Todas as principais figuras do cristianismo, apolíneo ou dionisíaco, pertencem à estrutura indo-européia clássica. Todos esses elementos estavam, portanto, presentes em outras formas muito antes do cristianismo, mas não na tradição semítica: eles constituíam os conceitos básicos do mundo helenístico, baseados noologicamente em uma espécie de aliança entre o Logos de Apolo e o Logos de Dionísio. E se nos arredores do mundo helenístico eles também estavam presentes  – embora não dominante – aspectos crônicos, que são vestígios da cultura anterior da Grande Mãe, no cristianismo, pelo contrário, não encontramos nada disso: representa a reafirmação de uma versão pura do Logos indo-europeu.

Temos finalmente, a ver com religião e teologia em substância indo-européia, caracterizada pela vitória do patriarcado sobre o Logos de Cibele. Essa, como já mencionamos, é também a razão pela qual o cristianismo conseguiu estabelecer-se como uma tradição européia: os europeus foram capazes de abraçar o cristianismo porque é como se de alguma forma já fossem cristãos antes de Cristo. Eles estavam preparados para a Revelação. O cristianismo difere da tradição pré-cristã, mas uma certa continuidade estrutural é evidente nela. A cristianização não alterou o horizonte existencial da sociedade européia; estava realmente pronta para receber as boas novas. No horizonte existencial helenístico, tudo estava pronto para abraçar o cristianismo. Este é um ponto muito importante.

Pelo que dissemos, segue-se que o cristianismo não deve ser entendido como uma tradição completamente nova que surgiu nos últimos dois mil anos, mas como a continuação da antiga tradição indo-européia. Certamente, com toda reforma da religião, da mitologia, da tradição, da própria igreja, novos elementos surgiram. Mas, apesar de tudo, a essência permaneceu a mesma. Com a Comunhão, por exemplo, passamos do pão de Deméter e do vinho de Dionísio para o pão e o vinho da Eucaristia, representando o sangue e o corpo de Cristo. Portanto, embora seja certamente legítimo ver uma prefiguração de Cristo no Antigo Testamento, também podemos ver – assim como o filósofo Justino, Clemente de Alexandria e Orígenes de Alexandria – uma prefiguração ou melhor, uma antecipação dos mistérios cristãos nos mistérios gregos.

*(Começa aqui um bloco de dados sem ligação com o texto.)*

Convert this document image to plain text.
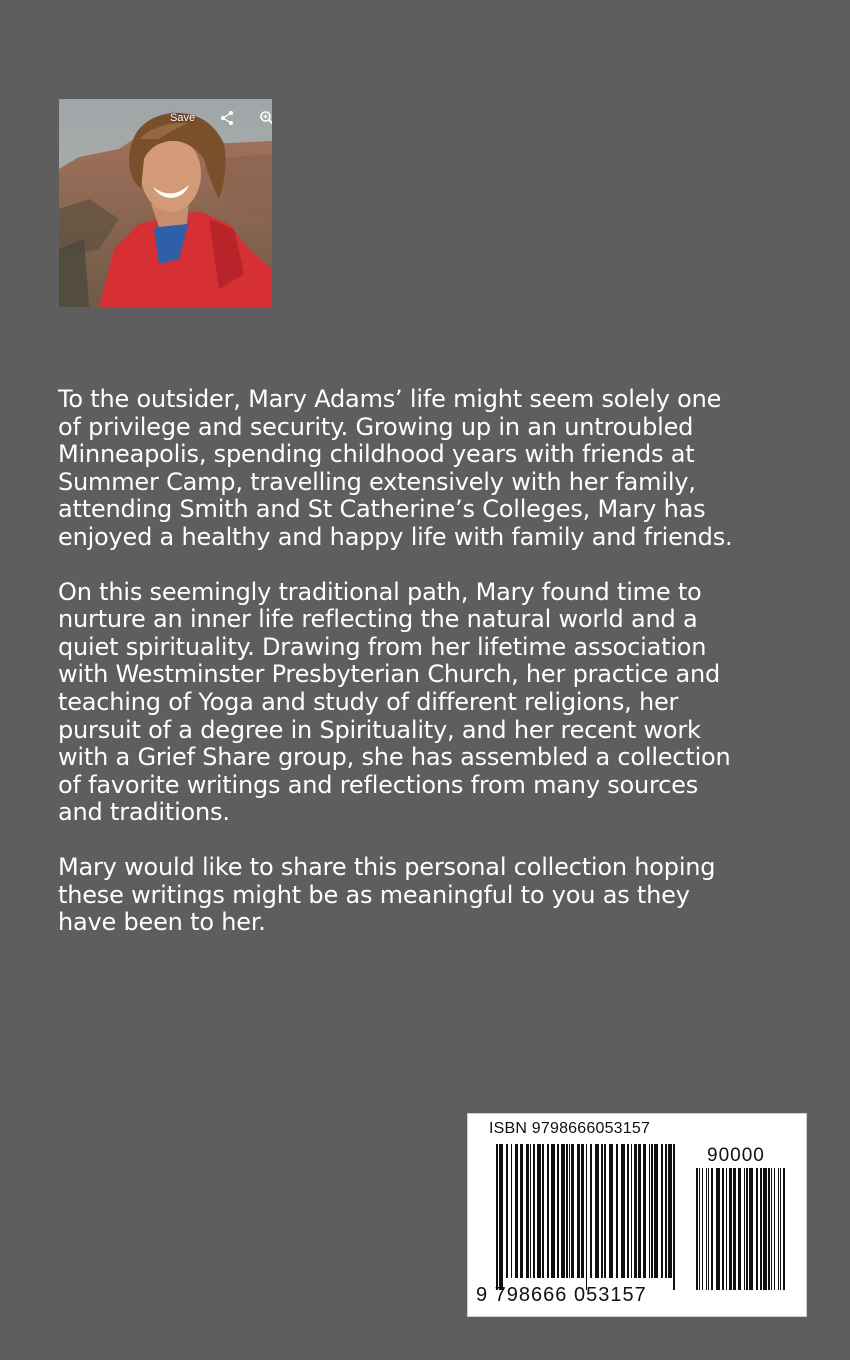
Save

To the outsider, Mary Adams’ life might seem solely one
of privilege and security. Growing up in an untroubled
Minneapolis, spending childhood years with friends at
Summer Camp, travelling extensively with her family,
attending Smith and St Catherine’s Colleges, Mary has
enjoyed a healthy and happy life with family and friends.

On this seemingly traditional path, Mary found time to
nurture an inner life reflecting the natural world and a
quiet spirituality. Drawing from her lifetime association
with Westminster Presbyterian Church, her practice and
teaching of Yoga and study of different religions, her
pursuit of a degree in Spirituality, and her recent work
with a Grief Share group, she has assembled a collection
of favorite writings and reflections from many sources
and traditions.

Mary would like to share this personal collection hoping
these writings might be as meaningful to you as they
have been to her.

ISBN 9798666053157
90000
9 798666 053157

Há também uma continuidade na estrutura social, pois na sociedade cristã encontramos a mesma estrutura trifuncional indo-européia, com padres e patriarcas, reis e guerreiros e, finalmente, os camponeses – uma estrutura que aliás foi preservada intacta até o início da modernidade. Essa continuidade também envolvia rituais e práticas de adoração, bem como, em certo sentido, a forma política imperial, que discutiremos mais adiante. Em resumo, podemos afirmar que estruturalmente há uma unidade e continuidade entre o horizonte existencial pré-cristão e o horizonte existencial cristão.

2. Alexandria e Antioquia

Ao mesmo tempo, no início do cristianismo, existem dois centros de elaboração da doutrina cristã entre eles: a escola alexandrina e a escola antioquena.

A escola alexandrina foi fundada por São Marcos Evangelista e desenvolvida por Clemente de Alexandria, Orígenes, os pais da Capadócia, como Basílio Magno , São Gregório e assim por diante. Seu eixo conceitual era constituído pelo neoplatonismo, cujo ponto mais alto foi alcançado por São Dionísio, o Areopagita, com cujo simbolismo neoplatônico os mistérios cristãos foram explicados (em suas obras o platonismo cristão puro se manifesta). A tradição alexandrina foi baseada em uma leitura simbólica-alegórica do Antigo e do Novo Testamento, que leva a colocar a humanidade de Cristo em segundo plano. Esse tipo de leitura constitui a norma para o platonismo, dado que o ensino platônico trata tudo o que existe como símbolos, ícones, imagens de idéias e paradigmas, portanto tudo –  figuras, eventos, pessoas – deve ser lido como um texto simbólico. Disso desce a interpretação alegórica como base para o estudo das Escrituras Sagradas.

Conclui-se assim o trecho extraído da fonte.